Whether its a video conferencing call with your friends or colleagues, or watching something on YouTube or Netflix, the stress is being felt everywhere. You no longer get the speeds that you were used to earlier and if you get, you are no longer able to share it with as many family members as before.

Without getting into the technical merits of why this is happening, at least one thing is clear: there is no place for slow and bloated sites in the digital world right now when the resources are already so much stressed. If we start allowing bloat-ridden react and angular pages too on top of this, then we are indulging in tremendous avoidable waste which isn't in the best interests of anyone, be it Google or users or the ISPs.

The web was pretty fast and high performant (relatively speaking) when client side JS was restricted to only jquery and few other light weight libraries like underscore. But when the SPA bandwagon started gaining momentum, especially with bloated frameworks like angular and react, that's when the load started increasing and it was no longer possible to even surf the net without a super high speed (mbps) connection.

The onus is on search engines like Google now to help fix this. Google ranking algorithms are geared to rank search results based on content quality. However, the speed of content delivery is as much an important attribute of content quality and cannot be neglected. Besides, competition has increased so much among content publishers now that the Google algos can afford to prioritise the next best link which is similar in content quality but much faster in performance.

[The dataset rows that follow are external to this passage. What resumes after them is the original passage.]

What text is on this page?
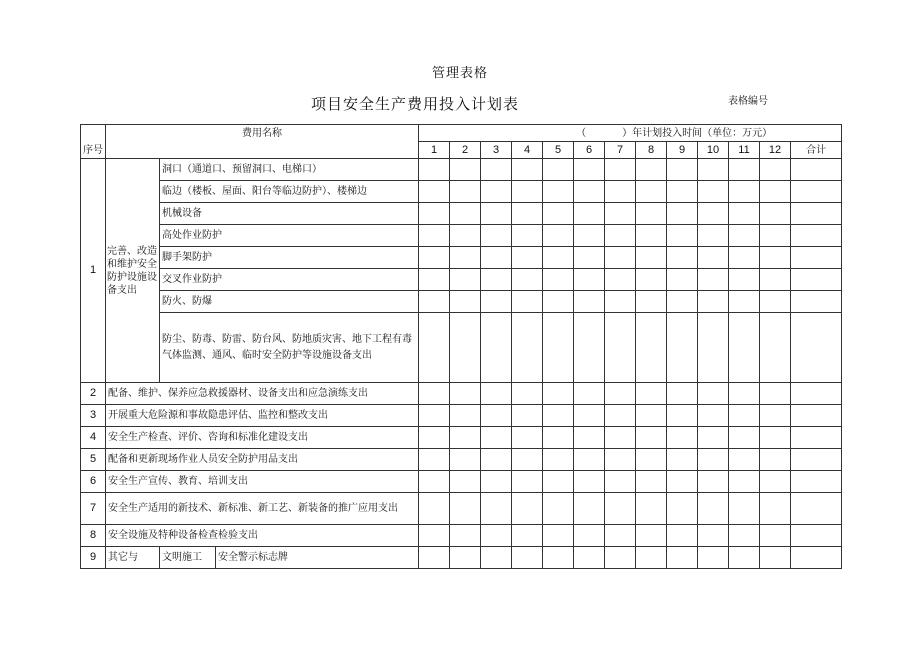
管理表格
项目安全生产费用投入计划表	表格编号
序号	费用名称			（ ）年计划投入时间（单位：万元）												
				1	2	3	4	5	6	7	8	9	10	11	12	合计
1	完善、改造和维护安全防护设施设备支出	洞口（通道口、预留洞口、电梯口）														
		临边（楼板、屋面、阳台等临边防护）、楼梯边														
		机械设备														
		高处作业防护														
		脚手架防护														
		交叉作业防护														
		防火、防爆														
		防尘、防毒、防雷、防台风、防地质灾害、地下工程有毒气体监测、通风、临时安全防护等设施设备支出														
2	配备、维护、保养应急救援器材、设备支出和应急演练支出															
3	开展重大危险源和事故隐患评估、监控和整改支出															
4	安全生产检查、评价、咨询和标准化建设支出															
5	配备和更新现场作业人员安全防护用品支出															
6	安全生产宣传、教育、培训支出															
7	安全生产适用的新技术、新标准、新工艺、新装备的推广应用支出															
8	安全设施及特种设备检查检验支出															
9	其它与	文明施工	安全警示标志牌													
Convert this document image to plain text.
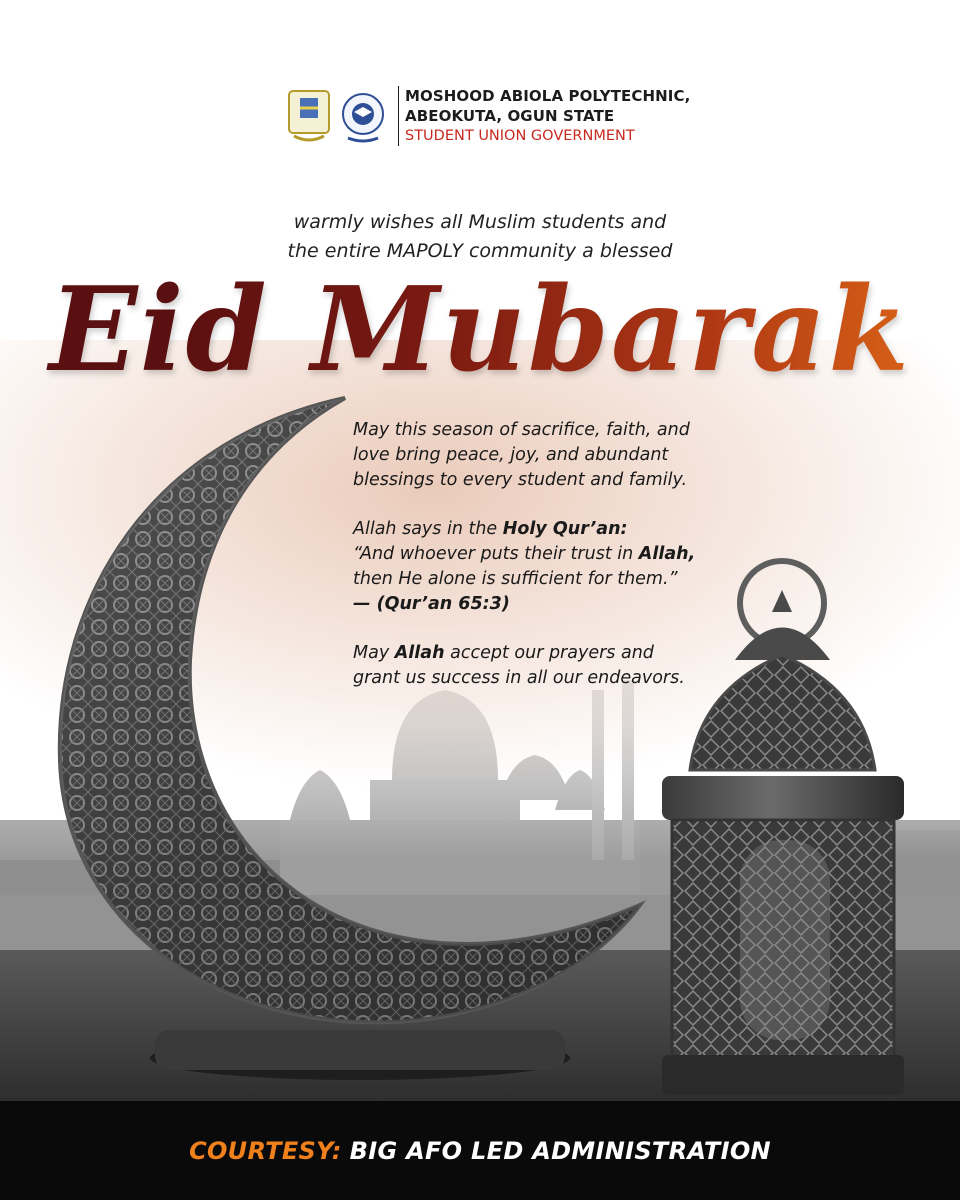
MOSHOOD ABIOLA POLYTECHNIC,
ABEOKUTA, OGUN STATE
STUDENT UNION GOVERNMENT
warmly wishes all Muslim students and
the entire MAPOLY community a blessed
Eid Mubarak

May this season of sacrifice, faith, and
love bring peace, joy, and abundant
blessings to every student and family.

Allah says in the Holy Qur’an:
“And whoever puts their trust in Allah,
then He alone is sufficient for them.”
— (Qur’an 65:3)

May Allah accept our prayers and
grant us success in all our endeavors.

COURTESY: BIG AFO LED ADMINISTRATION
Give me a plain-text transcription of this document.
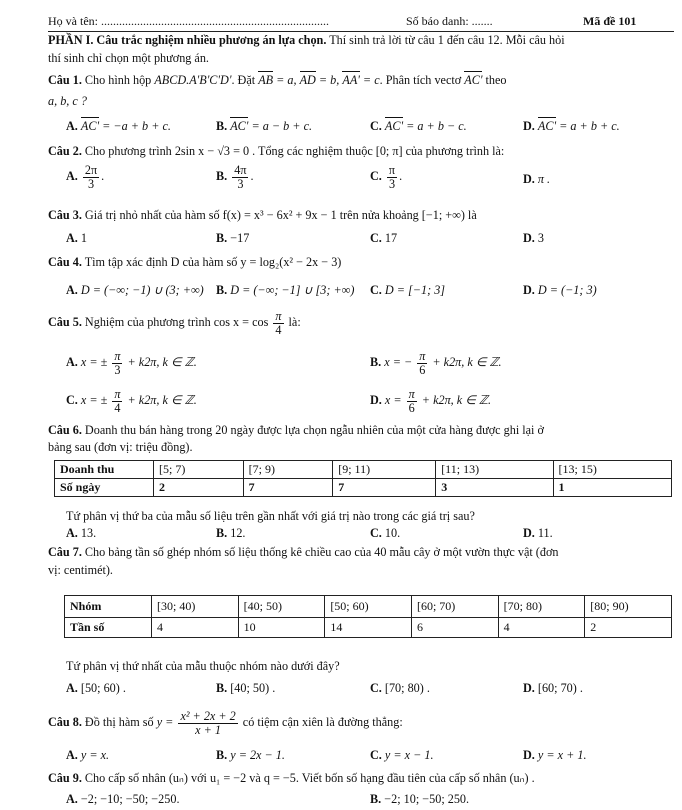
Họ và tên: ............................................................................	Số báo danh: .......	Mã đề 101
PHẦN I. Câu trắc nghiệm nhiều phương án lựa chọn. Thí sinh trả lời từ câu 1 đến câu 12. Mỗi câu hỏi
thí sinh chỉ chọn một phương án.
Câu 1. Cho hình hộp ABCD.A'B'C'D'. Đặt AB = a, AD = b, AA' = c. Phân tích vectơ AC' theo
a, b, c ?
A. AC' = −a + b + c.	B. AC' = a − b + c.	C. AC' = a + b − c.	D. AC' = a + b + c.
Câu 2. Cho phương trình 2sin x − √3 = 0 . Tổng các nghiệm thuộc [0; π] của phương trình là:
A. $\frac{2\pi}{3}$ .	B. $\frac{4\pi}{3}$ .	C. $\frac{\pi}{3}$ .	D. π .
Câu 3. Giá trị nhỏ nhất của hàm số f(x) = x³ − 6x² + 9x − 1 trên nửa khoảng [−1; +∞) là
A. 1	B. −17	C. 17	D. 3
Câu 4. Tìm tập xác định D của hàm số y = log₂(x² − 2x − 3)
A. D = (−∞; −1) ∪ (3; +∞) B. D = (−∞; −1] ∪ [3; +∞) C. D = [−1; 3]	D. D = (−1; 3)
Câu 5. Nghiệm của phương trình $\cos x = \cos \frac{\pi}{4}$ là:
A. x = ± $\frac{\pi}{3} + k2\pi$, k ∈ ℤ.	B. x = − $\frac{\pi}{6} + k2\pi$, k ∈ ℤ.
C. x = ± $\frac{\pi}{4} + k2\pi$, k ∈ ℤ.	D. $x = \frac{\pi}{6} + k2\pi$, k ∈ ℤ.
Câu 6. Doanh thu bán hàng trong 20 ngày được lựa chọn ngẫu nhiên của một cửa hàng được ghi lại ở
bảng sau (đơn vị: triệu đồng).
Doanh thu	[5; 7)	[7; 9)	[9; 11)	[11; 13)	[13; 15)
Số ngày	2	7	7	3	1
Tứ phân vị thứ ba của mẫu số liệu trên gần nhất với giá trị nào trong các giá trị sau?
A. 13.	B. 12.	C. 10.	D. 11.
Câu 7. Cho bảng tần số ghép nhóm số liệu thống kê chiều cao của 40 mẫu cây ở một vườn thực vật (đơn
vị: centimét).
Nhóm	[30; 40)	[40; 50)	[50; 60)	[60; 70)	[70; 80)	[80; 90)
Tần số	4	10	14	6	4	2
Tứ phân vị thứ nhất của mẫu thuộc nhóm nào dưới đây?
A. [50; 60) .	B. [40; 50) .	C. [70; 80) .	D. [60; 70) .
Câu 8. Đồ thị hàm số $y = \frac{\text{x² + 2x + 2}}{x + 1}$ có tiệm cận xiên là đường thẳng:
A. y = x.	B. y = 2x − 1.	C. y = x − 1.	D. y = x + 1.
Câu 9. Cho cấp số nhân (uₙ) với u₁ = −2 và q = −5. Viết bốn số hạng đầu tiên của cấp số nhân (uₙ) .
A. −2; −10; −50; −250.	B. −2; 10; −50; 250.
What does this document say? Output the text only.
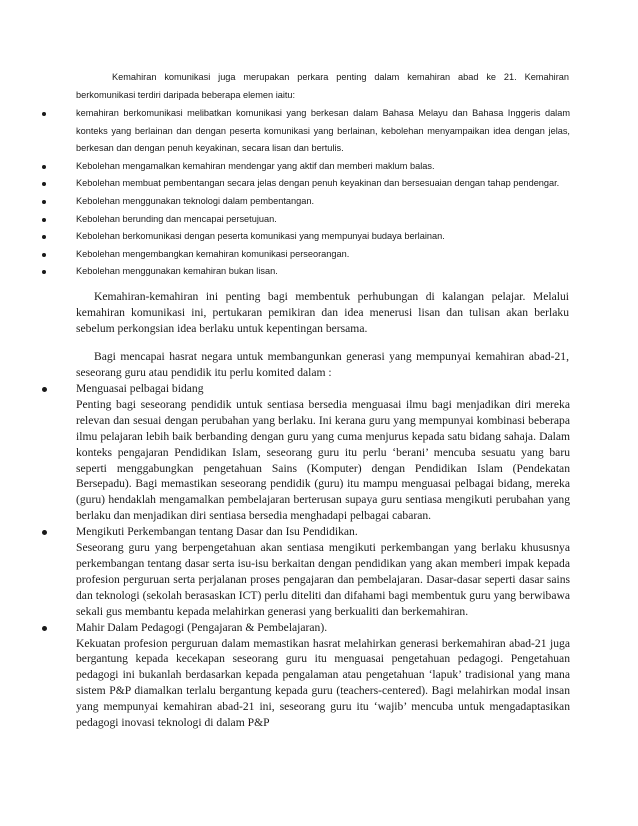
Kemahiran komunikasi juga merupakan perkara penting dalam kemahiran abad ke 21. Kemahiran berkomunikasi terdiri daripada beberapa elemen iaitu:

kemahiran berkomunikasi melibatkan komunikasi yang berkesan dalam Bahasa Melayu dan Bahasa Inggeris dalam konteks yang berlainan dan dengan peserta komunikasi yang berlainan, kebolehan menyampaikan idea dengan jelas, berkesan dan dengan penuh keyakinan, secara lisan dan bertulis.
Kebolehan mengamalkan kemahiran mendengar yang aktif dan memberi maklum balas.
Kebolehan membuat pembentangan secara jelas dengan penuh keyakinan dan bersesuaian dengan tahap pendengar.
Kebolehan menggunakan teknologi dalam pembentangan.
Kebolehan berunding dan mencapai persetujuan.
Kebolehan berkomunikasi dengan peserta komunikasi yang mempunyai budaya berlainan.
Kebolehan mengembangkan kemahiran komunikasi perseorangan.
Kebolehan menggunakan kemahiran bukan lisan.

Kemahiran-kemahiran ini penting bagi membentuk perhubungan di kalangan pelajar. Melalui kemahiran komunikasi ini, pertukaran pemikiran dan idea menerusi lisan dan tulisan akan berlaku sebelum perkongsian idea berlaku untuk kepentingan bersama.

Bagi mencapai hasrat negara untuk membangunkan generasi yang mempunyai kemahiran abad-21, seseorang guru atau pendidik itu perlu komited dalam :

Menguasai pelbagai bidang

Penting bagi seseorang pendidik untuk sentiasa bersedia menguasai ilmu bagi menjadikan diri mereka relevan dan sesuai dengan perubahan yang berlaku. Ini kerana guru yang mempunyai kombinasi beberapa ilmu pelajaran lebih baik berbanding dengan guru yang cuma menjurus kepada satu bidang sahaja. Dalam konteks pengajaran Pendidikan Islam, seseorang guru itu perlu ‘berani’ mencuba sesuatu yang baru seperti menggabungkan pengetahuan Sains (Komputer) dengan Pendidikan Islam (Pendekatan Bersepadu). Bagi memastikan seseorang pendidik (guru) itu mampu menguasai pelbagai bidang, mereka (guru) hendaklah mengamalkan pembelajaran berterusan supaya guru sentiasa mengikuti perubahan yang berlaku dan menjadikan diri sentiasa bersedia menghadapi pelbagai cabaran.

Mengikuti Perkembangan tentang Dasar dan Isu Pendidikan.

Seseorang guru yang berpengetahuan akan sentiasa mengikuti perkembangan yang berlaku khususnya perkembangan tentang dasar serta isu-isu berkaitan dengan pendidikan yang akan memberi impak kepada profesion perguruan serta perjalanan proses pengajaran dan pembelajaran. Dasar-dasar seperti dasar sains dan teknologi (sekolah berasaskan ICT) perlu diteliti dan difahami bagi membentuk guru yang berwibawa sekali gus membantu kepada melahirkan generasi yang berkualiti dan berkemahiran.

Mahir Dalam Pedagogi (Pengajaran & Pembelajaran).

Kekuatan profesion perguruan dalam memastikan hasrat melahirkan generasi berkemahiran abad-21 juga bergantung kepada kecekapan seseorang guru itu menguasai pengetahuan pedagogi. Pengetahuan pedagogi ini bukanlah berdasarkan kepada pengalaman atau pengetahuan ‘lapuk’ tradisional yang mana sistem P&P diamalkan terlalu bergantung kepada guru (teachers-centered). Bagi melahirkan modal insan yang mempunyai kemahiran abad-21 ini, seseorang guru itu ‘wajib’ mencuba untuk mengadaptasikan pedagogi inovasi teknologi di dalam P&P
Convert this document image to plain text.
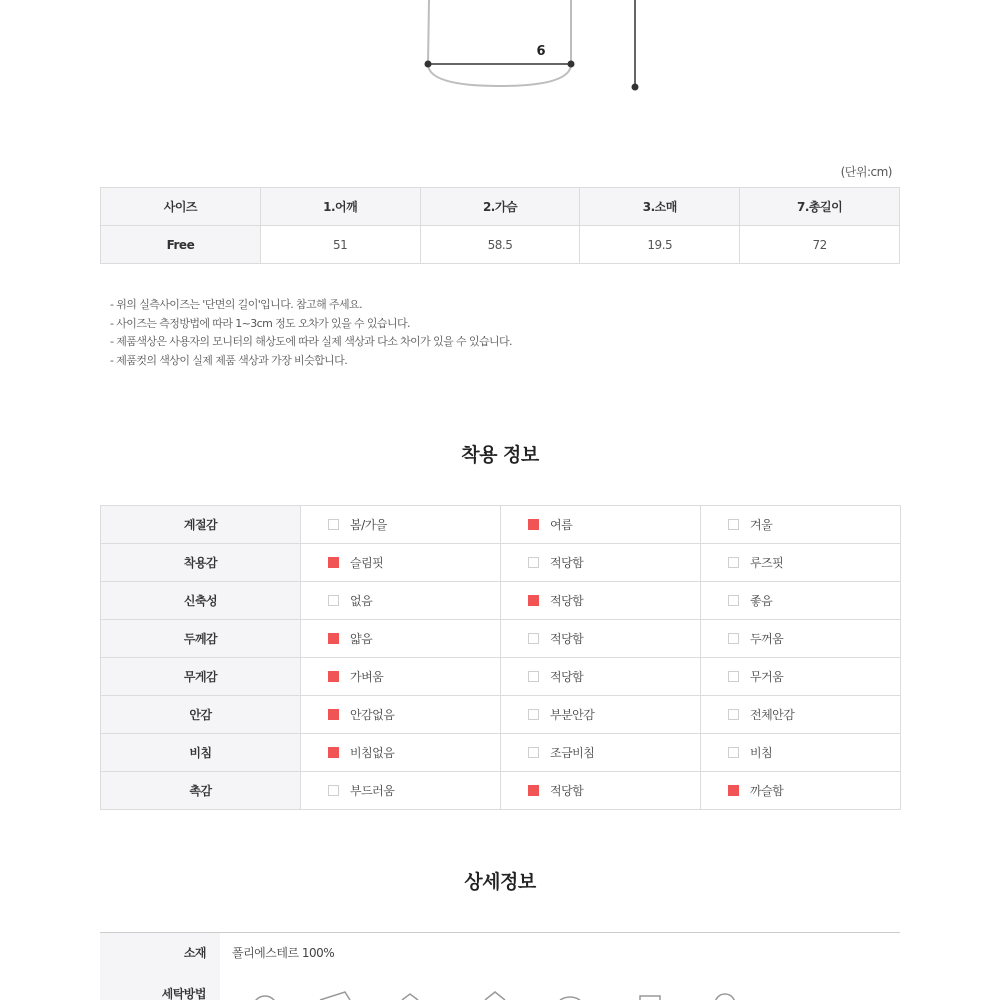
6
(단위:cm)
사이즈	1.어깨	2.가슴	3.소매	7.총길이
Free	51	58.5	19.5	72
- 위의 실측사이즈는 '단면의 길이'입니다. 참고해 주세요.
- 사이즈는 측정방법에 따라 1~3cm 정도 오차가 있을 수 있습니다.
- 제품색상은 사용자의 모니터의 해상도에 따라 실제 색상과 다소 차이가 있을 수 있습니다.
- 제품컷의 색상이 실제 제품 색상과 가장 비슷합니다.
착용 정보
계절감	봄/가을	여름	겨울
착용감	슬림핏	적당함	루즈핏
신축성	없음	적당함	좋음
두께감	얇음	적당함	두꺼움
무게감	가벼움	적당함	무거움
안감	안감없음	부분안감	전체안감
비침	비침없음	조금비침	비침
촉감	부드러움	적당함	까슬함
상세정보
소재	폴리에스테르 100%
세탁방법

Ultimately, its the people who are the sufferers, so they hold some responsibility in fixing this too. The social media influencers who share content online and thus popularize it should also ensure that the link they are sharing is also fast apart from being good, because what they share and how much traction the link gets affects its ranking too.

And last but not the least, the most important responsibility lies on the shoulders of web developers! Avoid complex frameworks like angular and react unless you are a seasoned expert and know exactly what you're doing and what your framework does under the hoods. If you aren't that then please stick to the proven and time-tested model of MPA coupled with lightweight libraries like jquery, its in the best interests of everyone.

Internet is a public resource and as such must be used judiciously. It was only thanks to the nature of the Moore's law that allowed even the most bloated sites to thrive on the net during last few years. But there is a limit to how much even the Moore's law can be stressed, resources aren't unlimited. Its time to introspect on this and start thinking about conserving network resources.